Observation #1: Without the persistence and individual attention, Z would have never attended summer school.
Z and I worked on reading comprehension by reading Malcolm Gladwell's The Tipping Point each day and doing work on vocabulary....it made me feel very good to hear Z talk about what the MATCH School had done for him...he said he would never read a book before he came to MATCH....now, he likes to read for pleasure--Tom Clancy being his favorite...on the other hand, I don't want to leave you with an unrealistic picture of his capabilities...Z remains behind in his ability to comprehend completely what he is reading and his vocabulary is well behind what he will need in order to do well on the SAT's in the coming year....the work we were able to do together was important, but he has so much farther to go...
Observation #2: MATCH school students start so far behind, they have quite a ways to go just to be at their grade level.
It took awhile for Z and I to warm up to each other...but with each passing day we grew accustomed to one another and to like each other...Z is the son of a woman who immigrated to Boston from the Caribbean when he was a toddler...he has no Dad living at home with him--it is just him and his two older sisters..as the weeks went on, we started reading the Sports section of the Boston Globe together to follow the fortunes of the Red Sox...the week before last, I used my season tickets to take Z to a Red Sox game at Fenway...with a stronger bond between us, Z became more motivated to complete his homework and focus his attention during our tutorials...

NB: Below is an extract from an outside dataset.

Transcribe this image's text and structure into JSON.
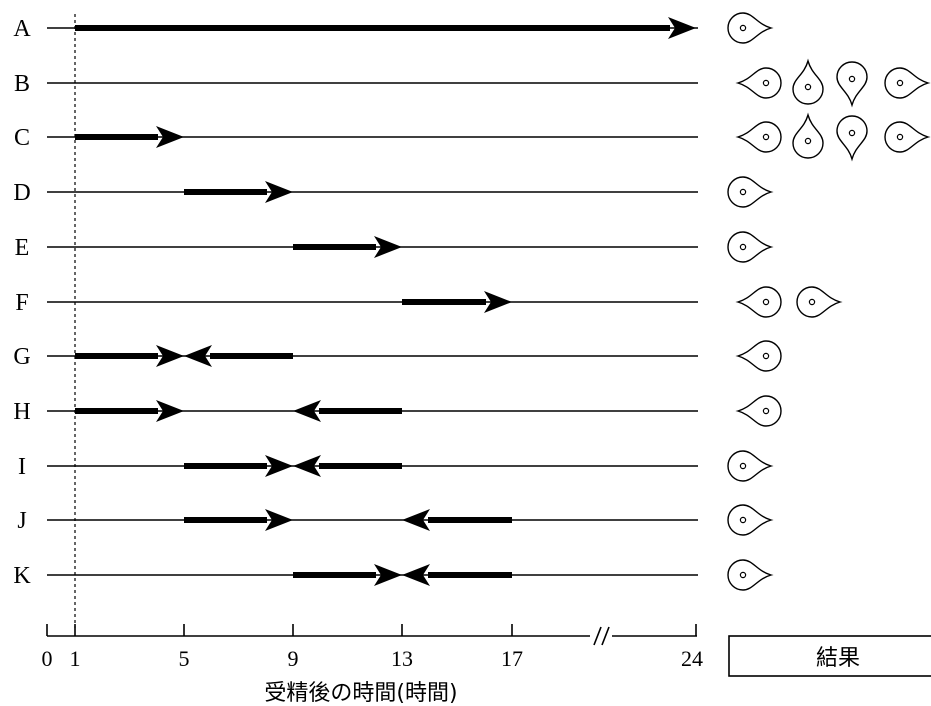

Observation #3: One-on-one attention to a student, by the same person, seemed to make a great deal of difference in making academic progress.
During a lot of the time we spent together, I talked with Z about colleges and where he might want to go....since he will be a junior next year, he will need to get serious about his grades and preparing for the SAT...for awhile he was interested in the US Coast Guard Academy, until he went on their web site and realized they had a swimming requirement (Z can't swim)....Northestern is another school that is on his list, but Z worries about how he would pay for tuition...I pointed out that Northeastern provides a full-scholarship to any Boston High School student who graduates in the top 25% of their class...Z's reaction: '"I wish I knew about that sooner so that my grades would be higher"...I bought Z a book that is a guide to colleges around the country, and together we looked at other schools for him to apply to...
Observation #4: Making a direct connection between the work they are doing at MATCH and their ability to go to the school of their choice, may be a motivation for some students to work harder.
As a Trustee of the MATCH School, I was very impressed with the summer school program....it was organized and well-run....I was the only volunteer amongst the summer tutors, the rest were MIT work-study students...they seemed eager and patient with the MATCH kids...I give high marks to Bob Hill in making the program work so well...
I suspect Great Oaks is going to be an excellent school.